Taking of her stint Down Under, she recalls, “Sally ma’am also gave us tips. She ran in front of us then explained how the movement of every body part affects the overall run. Sir batate the ki haath kaise move karna hai, head kaise rakhna hai par Sally ma’am ne kar ke dikhaya. She told us that only raw speed cannot help you win a race; your entire body has to move as one to get best results without injuries.”

For the record, a one hour personal training session with Hannan costs A$120.

The one thing she misses back home is Hannan. “Ma’am was very patient and very good. She would explain everything in detail twice, thrice – not only what needs to be done but also why it needs to be done. I miss her,” she said. The visit has also changed her attitude to physical fitness and education.
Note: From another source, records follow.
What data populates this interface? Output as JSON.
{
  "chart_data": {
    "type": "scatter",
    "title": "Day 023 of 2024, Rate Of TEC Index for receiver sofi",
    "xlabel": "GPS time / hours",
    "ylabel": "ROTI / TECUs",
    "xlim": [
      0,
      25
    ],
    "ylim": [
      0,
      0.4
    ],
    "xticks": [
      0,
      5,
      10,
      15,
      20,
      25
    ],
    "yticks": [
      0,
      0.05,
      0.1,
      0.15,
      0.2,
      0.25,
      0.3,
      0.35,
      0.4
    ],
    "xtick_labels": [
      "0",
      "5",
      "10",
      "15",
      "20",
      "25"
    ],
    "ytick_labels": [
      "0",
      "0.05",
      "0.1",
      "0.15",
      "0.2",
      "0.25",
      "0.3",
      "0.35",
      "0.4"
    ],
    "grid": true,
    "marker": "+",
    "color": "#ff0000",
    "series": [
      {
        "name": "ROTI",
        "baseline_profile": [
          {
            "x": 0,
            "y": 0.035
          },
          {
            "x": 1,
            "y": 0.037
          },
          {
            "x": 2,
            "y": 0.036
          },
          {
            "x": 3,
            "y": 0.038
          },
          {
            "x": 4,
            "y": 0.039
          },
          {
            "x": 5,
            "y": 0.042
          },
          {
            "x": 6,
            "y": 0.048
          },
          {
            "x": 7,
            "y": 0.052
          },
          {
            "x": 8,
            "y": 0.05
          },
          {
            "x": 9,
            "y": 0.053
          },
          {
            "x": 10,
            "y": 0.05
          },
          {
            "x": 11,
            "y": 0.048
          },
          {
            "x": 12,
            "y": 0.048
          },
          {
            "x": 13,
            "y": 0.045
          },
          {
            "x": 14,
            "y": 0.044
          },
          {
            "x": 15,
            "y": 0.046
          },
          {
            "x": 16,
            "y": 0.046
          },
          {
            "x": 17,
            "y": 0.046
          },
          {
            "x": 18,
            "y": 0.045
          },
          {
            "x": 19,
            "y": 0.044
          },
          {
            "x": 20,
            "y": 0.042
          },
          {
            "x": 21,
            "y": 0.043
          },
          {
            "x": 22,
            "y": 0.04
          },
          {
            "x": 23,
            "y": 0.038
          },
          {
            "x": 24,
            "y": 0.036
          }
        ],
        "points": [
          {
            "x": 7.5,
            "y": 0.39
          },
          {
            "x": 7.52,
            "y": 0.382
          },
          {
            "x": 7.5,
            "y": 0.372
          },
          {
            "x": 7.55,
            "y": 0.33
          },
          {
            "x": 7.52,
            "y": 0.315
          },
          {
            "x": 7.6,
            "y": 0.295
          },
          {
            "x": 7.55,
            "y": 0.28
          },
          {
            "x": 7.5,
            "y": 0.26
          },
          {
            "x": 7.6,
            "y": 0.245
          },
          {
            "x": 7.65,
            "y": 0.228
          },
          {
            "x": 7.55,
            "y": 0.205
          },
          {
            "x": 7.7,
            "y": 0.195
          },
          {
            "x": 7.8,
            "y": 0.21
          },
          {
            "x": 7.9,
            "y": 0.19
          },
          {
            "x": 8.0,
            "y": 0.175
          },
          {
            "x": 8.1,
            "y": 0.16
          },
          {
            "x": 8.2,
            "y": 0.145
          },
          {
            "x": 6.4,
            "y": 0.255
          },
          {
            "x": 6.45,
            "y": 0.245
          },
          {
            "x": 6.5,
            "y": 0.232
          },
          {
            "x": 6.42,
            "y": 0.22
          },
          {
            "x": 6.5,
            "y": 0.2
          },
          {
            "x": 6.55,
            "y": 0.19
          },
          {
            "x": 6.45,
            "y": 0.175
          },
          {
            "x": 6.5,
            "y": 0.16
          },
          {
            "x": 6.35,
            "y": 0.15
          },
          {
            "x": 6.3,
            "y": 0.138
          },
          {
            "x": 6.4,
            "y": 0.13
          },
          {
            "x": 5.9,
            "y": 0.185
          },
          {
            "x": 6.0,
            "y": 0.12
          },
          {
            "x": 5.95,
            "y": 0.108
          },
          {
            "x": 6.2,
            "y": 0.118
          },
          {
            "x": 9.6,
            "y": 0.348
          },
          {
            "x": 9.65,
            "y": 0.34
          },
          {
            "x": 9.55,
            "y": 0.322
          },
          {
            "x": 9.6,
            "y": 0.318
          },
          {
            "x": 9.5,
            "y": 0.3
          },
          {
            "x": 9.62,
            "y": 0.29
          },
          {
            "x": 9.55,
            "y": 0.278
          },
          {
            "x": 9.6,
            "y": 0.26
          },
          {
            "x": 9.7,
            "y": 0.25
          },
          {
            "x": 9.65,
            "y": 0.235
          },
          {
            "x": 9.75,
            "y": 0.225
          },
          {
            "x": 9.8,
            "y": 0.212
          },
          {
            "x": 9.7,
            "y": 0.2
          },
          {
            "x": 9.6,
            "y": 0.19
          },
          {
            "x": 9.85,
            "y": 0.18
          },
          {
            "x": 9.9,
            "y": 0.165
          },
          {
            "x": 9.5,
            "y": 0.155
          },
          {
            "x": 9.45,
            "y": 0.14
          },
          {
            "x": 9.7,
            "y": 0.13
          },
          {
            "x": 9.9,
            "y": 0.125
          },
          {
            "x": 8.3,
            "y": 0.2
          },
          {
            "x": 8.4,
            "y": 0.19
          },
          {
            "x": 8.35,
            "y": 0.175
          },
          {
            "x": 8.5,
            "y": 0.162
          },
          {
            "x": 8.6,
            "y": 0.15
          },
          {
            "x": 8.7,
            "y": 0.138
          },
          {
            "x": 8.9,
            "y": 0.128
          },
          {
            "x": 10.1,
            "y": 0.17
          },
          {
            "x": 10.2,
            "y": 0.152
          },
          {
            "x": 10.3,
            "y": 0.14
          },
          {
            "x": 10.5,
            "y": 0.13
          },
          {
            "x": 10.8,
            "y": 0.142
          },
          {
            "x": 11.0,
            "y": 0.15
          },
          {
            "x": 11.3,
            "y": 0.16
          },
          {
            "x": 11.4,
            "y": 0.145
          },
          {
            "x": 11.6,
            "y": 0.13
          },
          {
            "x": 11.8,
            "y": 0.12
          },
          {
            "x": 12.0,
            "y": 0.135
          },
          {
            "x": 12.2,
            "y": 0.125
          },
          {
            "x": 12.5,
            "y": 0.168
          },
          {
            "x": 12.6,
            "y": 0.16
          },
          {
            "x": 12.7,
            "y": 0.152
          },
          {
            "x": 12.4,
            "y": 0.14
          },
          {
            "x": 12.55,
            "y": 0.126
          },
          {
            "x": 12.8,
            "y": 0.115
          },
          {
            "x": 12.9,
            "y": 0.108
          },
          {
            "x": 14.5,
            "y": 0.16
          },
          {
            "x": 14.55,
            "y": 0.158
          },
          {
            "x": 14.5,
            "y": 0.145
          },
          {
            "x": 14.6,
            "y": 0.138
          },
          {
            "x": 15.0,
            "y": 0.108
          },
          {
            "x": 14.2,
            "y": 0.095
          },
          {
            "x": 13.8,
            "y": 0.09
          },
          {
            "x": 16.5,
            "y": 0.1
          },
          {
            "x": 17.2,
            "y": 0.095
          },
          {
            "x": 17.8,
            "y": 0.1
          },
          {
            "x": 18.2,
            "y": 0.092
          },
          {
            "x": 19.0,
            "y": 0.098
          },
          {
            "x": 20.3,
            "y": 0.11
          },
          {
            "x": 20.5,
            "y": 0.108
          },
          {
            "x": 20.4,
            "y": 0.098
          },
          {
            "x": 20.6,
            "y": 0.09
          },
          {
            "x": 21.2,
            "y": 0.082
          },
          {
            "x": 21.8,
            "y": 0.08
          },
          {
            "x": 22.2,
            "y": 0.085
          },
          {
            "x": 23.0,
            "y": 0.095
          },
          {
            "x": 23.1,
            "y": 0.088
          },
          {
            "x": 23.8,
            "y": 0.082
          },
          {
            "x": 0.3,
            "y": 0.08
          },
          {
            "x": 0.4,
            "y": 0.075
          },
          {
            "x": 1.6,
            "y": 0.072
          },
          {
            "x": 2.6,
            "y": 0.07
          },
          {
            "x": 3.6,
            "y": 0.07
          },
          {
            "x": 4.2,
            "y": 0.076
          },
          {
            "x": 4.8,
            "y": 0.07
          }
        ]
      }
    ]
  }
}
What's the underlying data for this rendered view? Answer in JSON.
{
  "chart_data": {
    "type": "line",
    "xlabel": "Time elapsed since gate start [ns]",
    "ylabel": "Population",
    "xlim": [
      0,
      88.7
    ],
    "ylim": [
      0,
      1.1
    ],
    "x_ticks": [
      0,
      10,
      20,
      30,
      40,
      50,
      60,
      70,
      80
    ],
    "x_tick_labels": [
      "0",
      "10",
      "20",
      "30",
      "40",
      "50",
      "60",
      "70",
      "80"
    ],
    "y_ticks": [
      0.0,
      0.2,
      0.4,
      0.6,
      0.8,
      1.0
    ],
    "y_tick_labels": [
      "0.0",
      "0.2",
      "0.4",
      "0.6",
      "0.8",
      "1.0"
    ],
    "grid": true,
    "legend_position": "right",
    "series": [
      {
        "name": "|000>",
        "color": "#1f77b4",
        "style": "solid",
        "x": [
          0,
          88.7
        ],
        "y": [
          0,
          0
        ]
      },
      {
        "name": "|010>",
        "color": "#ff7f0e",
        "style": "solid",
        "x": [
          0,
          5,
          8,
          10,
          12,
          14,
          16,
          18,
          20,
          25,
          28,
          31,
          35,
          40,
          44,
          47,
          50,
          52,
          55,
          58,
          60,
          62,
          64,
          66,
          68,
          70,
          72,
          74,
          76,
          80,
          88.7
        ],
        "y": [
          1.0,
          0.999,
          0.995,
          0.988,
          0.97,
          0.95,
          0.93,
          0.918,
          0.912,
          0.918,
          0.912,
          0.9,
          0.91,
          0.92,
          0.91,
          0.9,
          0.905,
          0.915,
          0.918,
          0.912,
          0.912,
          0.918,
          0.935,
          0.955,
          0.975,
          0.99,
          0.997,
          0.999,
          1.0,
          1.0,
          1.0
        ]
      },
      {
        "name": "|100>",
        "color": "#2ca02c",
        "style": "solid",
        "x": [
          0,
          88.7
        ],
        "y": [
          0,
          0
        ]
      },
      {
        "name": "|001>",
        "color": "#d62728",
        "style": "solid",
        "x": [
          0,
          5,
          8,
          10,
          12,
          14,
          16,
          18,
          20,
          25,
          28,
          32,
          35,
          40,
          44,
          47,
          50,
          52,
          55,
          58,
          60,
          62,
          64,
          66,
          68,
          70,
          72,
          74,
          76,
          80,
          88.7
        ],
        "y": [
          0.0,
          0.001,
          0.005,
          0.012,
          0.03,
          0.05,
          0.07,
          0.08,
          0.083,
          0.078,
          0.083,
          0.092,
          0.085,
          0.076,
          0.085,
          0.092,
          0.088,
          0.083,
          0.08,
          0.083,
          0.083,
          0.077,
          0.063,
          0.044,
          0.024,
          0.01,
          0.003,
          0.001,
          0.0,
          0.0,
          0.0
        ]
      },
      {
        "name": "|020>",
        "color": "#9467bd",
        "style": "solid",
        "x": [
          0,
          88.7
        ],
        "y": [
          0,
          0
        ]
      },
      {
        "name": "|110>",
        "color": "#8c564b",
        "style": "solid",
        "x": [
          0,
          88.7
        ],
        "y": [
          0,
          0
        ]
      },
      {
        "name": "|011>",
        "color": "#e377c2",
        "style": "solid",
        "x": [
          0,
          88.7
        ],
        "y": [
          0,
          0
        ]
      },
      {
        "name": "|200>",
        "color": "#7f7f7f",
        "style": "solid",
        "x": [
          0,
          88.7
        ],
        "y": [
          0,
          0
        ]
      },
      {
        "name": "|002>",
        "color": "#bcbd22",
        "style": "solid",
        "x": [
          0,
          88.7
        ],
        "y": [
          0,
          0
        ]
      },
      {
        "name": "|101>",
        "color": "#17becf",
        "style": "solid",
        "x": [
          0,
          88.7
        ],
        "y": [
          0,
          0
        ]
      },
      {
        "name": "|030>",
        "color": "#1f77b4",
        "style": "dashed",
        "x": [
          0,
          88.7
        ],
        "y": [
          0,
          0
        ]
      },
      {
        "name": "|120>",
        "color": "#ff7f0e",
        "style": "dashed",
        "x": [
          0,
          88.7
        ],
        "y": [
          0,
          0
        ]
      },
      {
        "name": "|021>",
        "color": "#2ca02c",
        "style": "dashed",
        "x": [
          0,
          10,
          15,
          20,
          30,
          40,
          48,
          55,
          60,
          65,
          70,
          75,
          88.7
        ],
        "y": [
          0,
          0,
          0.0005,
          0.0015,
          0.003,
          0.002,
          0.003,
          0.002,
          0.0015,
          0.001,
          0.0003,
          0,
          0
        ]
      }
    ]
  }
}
According to her father and coach, she has always been a precocious kid but this experience has made her more mature. “She saw people of every age group being involved in some physical activity or the other and she now keeps telling people in the village and her own family to get out and get fit. At the same time, she realised her handicap in not being able to talk to people because of lack of English. She has now decided to concentrate more on her studies also,” Fauji said. In the long run, Shabnam said, she wishes to represent India at the Olympics “like Sally ma’am”. For now, she is content bullying her younger brother into racing with her across the fields.